1. "Barangsiapa yang berjihad, maka sesungguhnya dia berjuang untuk dirinya sendiri.
Sesungguhnya Allah Maha Kaya dan tidak memerlukan sesuatu dari alam semesta."
(Surat Al-Ankabut 29:6)
2. "Sesungguhnya orang-orang yang beriman, berhijrah, dan berjihad di jalan Allah,
mereka mengharapkan rahmat Allah. Dan Allah Maha Pengampun lagi Maha
Penyayang." (Surat Al-Baqarah 2:218)

Dalam hadis, landasan jihad dapat ditemukan dalam hadis-hadis berikut:

1. "Diharamkan darah, daging babi, dan apa yang disembelih atas nama selain Allah.
Diharamkan pula binatang yang disiksa, yang terbakar hidup-hidup, yang jatuh dari
tempat tinggi, yang dimakan oleh binatang buas sebagian besar atau telah mati
terlebih dahulu, yang diterkam binatang buas, yang disembelih untuk berhala. Dan
diharamkan pula untuk mengundi nasib dengan anak panah." (HR. Bukhari dan
Muslim)
2. "Barangsiapa yang menjual Al-Kitab (Al-Qur'an) dengan harga yang tidak benar,
maka ia tidak akan mendapatkan bagian di akhirat. Dan umat-umat sebelum kalian
telah saling mengambilnya dan menyepakatinya." (HR. Al-Bukhari dan Muslim)
3. "Sesungguhnya Dia-lah yang mengutus Rasul-Nya dengan petunjuk dan agama yang
benar untuk diperlihatkan kepada seluruh agama, walaupun orang-orang musyrik
tidak menyukainya." (Surat At-Taubah 9:33)
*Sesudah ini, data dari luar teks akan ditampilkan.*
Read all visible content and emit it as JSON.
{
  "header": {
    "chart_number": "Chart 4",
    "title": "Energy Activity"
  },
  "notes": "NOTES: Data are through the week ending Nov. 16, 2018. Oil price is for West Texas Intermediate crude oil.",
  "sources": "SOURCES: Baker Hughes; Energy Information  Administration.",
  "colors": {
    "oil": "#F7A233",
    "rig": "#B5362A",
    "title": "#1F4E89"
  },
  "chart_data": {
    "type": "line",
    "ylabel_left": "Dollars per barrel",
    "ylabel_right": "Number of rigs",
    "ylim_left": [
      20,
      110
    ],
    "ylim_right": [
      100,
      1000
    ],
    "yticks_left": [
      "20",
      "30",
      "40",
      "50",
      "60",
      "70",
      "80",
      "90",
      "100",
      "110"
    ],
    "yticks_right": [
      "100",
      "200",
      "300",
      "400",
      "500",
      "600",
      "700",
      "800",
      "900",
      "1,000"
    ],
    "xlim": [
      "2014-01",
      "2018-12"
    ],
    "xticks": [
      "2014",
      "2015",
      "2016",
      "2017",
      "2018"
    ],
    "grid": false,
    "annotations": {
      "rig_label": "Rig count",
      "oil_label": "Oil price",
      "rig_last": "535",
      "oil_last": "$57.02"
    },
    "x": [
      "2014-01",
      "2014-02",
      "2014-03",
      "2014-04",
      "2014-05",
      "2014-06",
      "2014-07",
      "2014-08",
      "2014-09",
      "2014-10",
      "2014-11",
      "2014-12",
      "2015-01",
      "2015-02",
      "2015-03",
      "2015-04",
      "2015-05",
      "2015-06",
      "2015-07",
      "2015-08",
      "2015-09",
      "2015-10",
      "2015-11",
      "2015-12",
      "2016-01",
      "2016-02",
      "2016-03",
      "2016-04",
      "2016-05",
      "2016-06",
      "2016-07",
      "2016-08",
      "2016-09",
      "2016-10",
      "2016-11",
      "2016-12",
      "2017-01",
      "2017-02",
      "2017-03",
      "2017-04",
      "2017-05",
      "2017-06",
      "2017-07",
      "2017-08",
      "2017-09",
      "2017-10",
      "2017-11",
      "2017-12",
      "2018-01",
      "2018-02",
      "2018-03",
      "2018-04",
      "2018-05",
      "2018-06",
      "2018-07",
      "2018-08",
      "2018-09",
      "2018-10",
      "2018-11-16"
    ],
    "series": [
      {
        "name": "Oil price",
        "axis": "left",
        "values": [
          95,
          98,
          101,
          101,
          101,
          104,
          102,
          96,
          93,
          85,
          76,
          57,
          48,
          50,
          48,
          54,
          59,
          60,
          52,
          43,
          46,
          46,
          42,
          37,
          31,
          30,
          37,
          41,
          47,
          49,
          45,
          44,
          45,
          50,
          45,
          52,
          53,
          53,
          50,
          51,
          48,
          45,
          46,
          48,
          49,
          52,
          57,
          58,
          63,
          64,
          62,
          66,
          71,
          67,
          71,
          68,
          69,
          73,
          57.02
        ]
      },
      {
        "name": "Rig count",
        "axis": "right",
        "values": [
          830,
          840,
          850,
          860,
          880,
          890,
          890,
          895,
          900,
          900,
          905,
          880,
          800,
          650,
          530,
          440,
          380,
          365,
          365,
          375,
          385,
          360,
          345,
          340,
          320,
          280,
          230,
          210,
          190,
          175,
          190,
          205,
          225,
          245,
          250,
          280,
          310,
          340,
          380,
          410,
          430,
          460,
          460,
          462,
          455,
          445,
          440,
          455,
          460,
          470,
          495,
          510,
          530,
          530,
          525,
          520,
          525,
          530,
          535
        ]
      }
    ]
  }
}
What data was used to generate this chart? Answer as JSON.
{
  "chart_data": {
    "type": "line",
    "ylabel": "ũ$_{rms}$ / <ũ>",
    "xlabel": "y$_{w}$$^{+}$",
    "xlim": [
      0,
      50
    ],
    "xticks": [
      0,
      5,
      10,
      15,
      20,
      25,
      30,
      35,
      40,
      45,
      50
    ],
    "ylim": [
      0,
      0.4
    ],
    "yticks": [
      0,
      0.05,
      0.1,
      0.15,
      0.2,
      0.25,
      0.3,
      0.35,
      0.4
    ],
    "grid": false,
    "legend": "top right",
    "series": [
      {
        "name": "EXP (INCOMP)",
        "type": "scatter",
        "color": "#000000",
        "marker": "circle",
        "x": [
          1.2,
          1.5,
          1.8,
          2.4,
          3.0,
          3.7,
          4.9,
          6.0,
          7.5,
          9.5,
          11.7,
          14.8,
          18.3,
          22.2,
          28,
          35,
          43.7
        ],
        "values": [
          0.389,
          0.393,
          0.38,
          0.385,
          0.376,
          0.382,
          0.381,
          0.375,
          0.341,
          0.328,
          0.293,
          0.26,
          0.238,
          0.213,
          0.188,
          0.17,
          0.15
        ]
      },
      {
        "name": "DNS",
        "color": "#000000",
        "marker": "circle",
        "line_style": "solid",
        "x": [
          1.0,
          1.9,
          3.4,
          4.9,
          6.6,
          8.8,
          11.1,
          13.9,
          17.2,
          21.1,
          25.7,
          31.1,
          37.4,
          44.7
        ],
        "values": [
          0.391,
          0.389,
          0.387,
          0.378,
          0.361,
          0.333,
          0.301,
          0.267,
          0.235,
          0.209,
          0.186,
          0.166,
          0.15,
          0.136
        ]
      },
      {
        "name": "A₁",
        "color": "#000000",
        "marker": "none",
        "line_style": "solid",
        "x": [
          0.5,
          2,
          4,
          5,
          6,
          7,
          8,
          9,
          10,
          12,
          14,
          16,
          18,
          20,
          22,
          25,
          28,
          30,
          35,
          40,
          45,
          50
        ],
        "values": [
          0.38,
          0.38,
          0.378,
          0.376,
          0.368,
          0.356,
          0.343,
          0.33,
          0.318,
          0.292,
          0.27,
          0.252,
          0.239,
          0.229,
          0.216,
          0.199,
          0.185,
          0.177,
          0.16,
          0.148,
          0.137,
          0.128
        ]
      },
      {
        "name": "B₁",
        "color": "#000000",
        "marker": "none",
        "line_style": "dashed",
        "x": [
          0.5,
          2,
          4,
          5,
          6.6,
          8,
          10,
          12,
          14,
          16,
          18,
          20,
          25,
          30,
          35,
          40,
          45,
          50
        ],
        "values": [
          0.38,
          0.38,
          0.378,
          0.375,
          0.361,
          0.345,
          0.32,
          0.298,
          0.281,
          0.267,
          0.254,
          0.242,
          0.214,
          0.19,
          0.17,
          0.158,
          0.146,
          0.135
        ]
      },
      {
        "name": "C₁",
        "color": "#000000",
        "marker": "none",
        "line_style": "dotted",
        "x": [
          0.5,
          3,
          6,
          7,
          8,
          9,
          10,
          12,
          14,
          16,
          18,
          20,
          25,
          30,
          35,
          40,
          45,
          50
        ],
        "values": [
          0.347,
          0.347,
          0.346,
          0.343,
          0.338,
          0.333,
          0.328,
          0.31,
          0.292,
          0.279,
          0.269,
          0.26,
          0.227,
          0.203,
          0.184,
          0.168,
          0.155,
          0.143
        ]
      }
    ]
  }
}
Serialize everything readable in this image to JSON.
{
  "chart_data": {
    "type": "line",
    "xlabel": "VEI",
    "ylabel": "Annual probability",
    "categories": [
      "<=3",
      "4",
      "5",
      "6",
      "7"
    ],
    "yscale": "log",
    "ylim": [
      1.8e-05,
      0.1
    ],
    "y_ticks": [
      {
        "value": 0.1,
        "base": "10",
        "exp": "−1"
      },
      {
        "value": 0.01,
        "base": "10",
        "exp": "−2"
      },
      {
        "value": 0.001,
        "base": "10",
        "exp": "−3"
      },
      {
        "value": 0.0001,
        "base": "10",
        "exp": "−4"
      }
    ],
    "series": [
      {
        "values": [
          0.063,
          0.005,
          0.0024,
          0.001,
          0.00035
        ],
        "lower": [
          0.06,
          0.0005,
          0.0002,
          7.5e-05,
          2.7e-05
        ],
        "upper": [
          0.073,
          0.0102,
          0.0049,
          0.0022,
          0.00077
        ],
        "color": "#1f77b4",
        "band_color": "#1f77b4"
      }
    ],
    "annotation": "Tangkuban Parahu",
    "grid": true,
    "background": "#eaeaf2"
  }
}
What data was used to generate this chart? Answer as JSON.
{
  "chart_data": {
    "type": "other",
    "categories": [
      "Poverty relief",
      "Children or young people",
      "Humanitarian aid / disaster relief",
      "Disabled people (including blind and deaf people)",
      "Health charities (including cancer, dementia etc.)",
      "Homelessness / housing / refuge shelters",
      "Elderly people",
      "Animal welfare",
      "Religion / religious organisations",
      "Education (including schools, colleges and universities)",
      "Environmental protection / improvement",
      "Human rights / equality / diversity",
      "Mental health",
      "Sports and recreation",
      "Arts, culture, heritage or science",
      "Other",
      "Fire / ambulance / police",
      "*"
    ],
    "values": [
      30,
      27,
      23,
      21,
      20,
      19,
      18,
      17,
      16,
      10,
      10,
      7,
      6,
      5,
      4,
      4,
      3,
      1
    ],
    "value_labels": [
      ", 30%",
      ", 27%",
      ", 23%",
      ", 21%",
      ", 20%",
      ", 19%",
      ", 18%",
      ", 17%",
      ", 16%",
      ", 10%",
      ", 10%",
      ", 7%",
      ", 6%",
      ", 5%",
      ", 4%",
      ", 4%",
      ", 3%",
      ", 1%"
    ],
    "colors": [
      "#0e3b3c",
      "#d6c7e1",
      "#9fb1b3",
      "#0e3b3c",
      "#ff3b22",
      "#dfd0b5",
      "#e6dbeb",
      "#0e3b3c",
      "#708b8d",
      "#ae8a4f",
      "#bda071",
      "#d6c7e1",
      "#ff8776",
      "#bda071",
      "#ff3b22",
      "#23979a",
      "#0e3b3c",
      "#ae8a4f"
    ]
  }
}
Setiap pemeluk agama memiliki kebebasan untuk mengamalkan syariat agamanya masing-
masing. Bagi umat Islam, agama mereka adalah agama yang diamalkan sesuai dengan syariat
Islam, dan bagi pemeluk agama lain, mereka mengamalkan agama sesuai dengan syariat
mereka masing-masing.
25

BAB 13
MODERASI BERAGAMA
A. PENGERTIAN MODERASI BERAGAMA

Moderasi berasal dari Bahasa Latin moderatio, yang berarti ke-sedang-an, yang
mencerminkan penguasaan diri dari sikap ekstrem. Dalam konteks agama, moderasi
menunjukkan sikap wajar, tidak ekstrem, dan tidak terlalu kelebihan atau kekurangan.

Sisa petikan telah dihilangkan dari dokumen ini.